A total number of 500 patients with ovarian cancer, treated with bevacizumab in first-line, in 100 French centers, will be included. Investigators will record the reasons why they indicate or exclude bevacizumab administration in the first-line treatment strategy of each of their patients with ovarian cancer. The primary endpoint is to report the cardio-vascular, renal and digestive toxicity of bevacizumab delivered in a wide scape of French centers (academic or not hospitals, private clinics, anticancer centers). The secondary endpoints include evaluation in real life of bevacizumab use in ovarian cancer treatment in first-line (the characteristics of the treated population, the reason of non administration of bevacizumab in first line), the modalities of use and the monitoring pratices. At last, the efficacy of the bevacizumab treatment strategy will be also evaluated by analysing the progression free survival in both first line and relapse with or without bevacizumab.
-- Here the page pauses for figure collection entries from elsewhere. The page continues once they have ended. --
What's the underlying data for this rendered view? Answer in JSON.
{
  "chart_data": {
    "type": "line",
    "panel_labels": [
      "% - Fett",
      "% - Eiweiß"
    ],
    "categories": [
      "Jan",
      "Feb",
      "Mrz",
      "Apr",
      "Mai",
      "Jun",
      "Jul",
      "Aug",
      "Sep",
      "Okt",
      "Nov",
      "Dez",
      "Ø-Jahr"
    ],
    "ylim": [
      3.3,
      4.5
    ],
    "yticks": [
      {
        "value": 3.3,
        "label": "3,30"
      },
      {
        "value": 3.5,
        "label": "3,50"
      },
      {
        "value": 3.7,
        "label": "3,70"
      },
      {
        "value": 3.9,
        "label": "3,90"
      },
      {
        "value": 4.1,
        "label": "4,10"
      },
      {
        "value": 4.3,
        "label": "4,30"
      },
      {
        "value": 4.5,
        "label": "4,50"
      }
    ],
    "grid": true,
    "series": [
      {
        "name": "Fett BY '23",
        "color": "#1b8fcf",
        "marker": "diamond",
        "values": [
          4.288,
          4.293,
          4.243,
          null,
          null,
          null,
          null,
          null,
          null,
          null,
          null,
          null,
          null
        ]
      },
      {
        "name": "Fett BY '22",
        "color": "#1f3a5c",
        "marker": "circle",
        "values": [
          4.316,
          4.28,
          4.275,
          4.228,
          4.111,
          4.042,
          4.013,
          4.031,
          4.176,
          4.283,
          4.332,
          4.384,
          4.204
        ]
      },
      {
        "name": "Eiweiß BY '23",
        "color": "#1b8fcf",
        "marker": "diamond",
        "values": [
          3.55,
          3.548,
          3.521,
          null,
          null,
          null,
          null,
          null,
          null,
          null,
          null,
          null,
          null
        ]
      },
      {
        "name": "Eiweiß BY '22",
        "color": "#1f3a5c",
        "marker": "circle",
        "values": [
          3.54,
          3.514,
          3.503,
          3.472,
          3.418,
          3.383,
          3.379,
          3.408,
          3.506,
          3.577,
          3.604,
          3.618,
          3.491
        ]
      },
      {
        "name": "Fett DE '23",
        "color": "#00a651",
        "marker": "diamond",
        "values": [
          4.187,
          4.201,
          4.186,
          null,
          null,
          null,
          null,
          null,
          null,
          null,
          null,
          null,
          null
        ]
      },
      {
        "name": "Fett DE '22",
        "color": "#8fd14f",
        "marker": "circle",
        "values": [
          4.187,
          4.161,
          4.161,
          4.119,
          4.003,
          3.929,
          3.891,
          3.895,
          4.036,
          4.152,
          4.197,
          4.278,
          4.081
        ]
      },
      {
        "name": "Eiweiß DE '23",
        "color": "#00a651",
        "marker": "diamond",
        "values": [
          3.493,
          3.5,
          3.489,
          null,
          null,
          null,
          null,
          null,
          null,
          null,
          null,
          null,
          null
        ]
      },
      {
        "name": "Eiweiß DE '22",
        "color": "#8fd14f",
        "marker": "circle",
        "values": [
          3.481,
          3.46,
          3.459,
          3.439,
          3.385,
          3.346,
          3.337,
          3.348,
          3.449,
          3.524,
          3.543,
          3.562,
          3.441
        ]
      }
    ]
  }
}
From April 2013, to April 2014, more than 200/500 patients have been registered.


I.L. Ray-Coquard: Roche, Pharmamar, Amgen, AstraZeneca board and lecture; A. Floquet: Investigator fees and congress participation support in Roche Clinical Studies; J. Alexandre: I am a member of an advisory board concerning bevacizumab. All other authors have declared no conflicts of interest.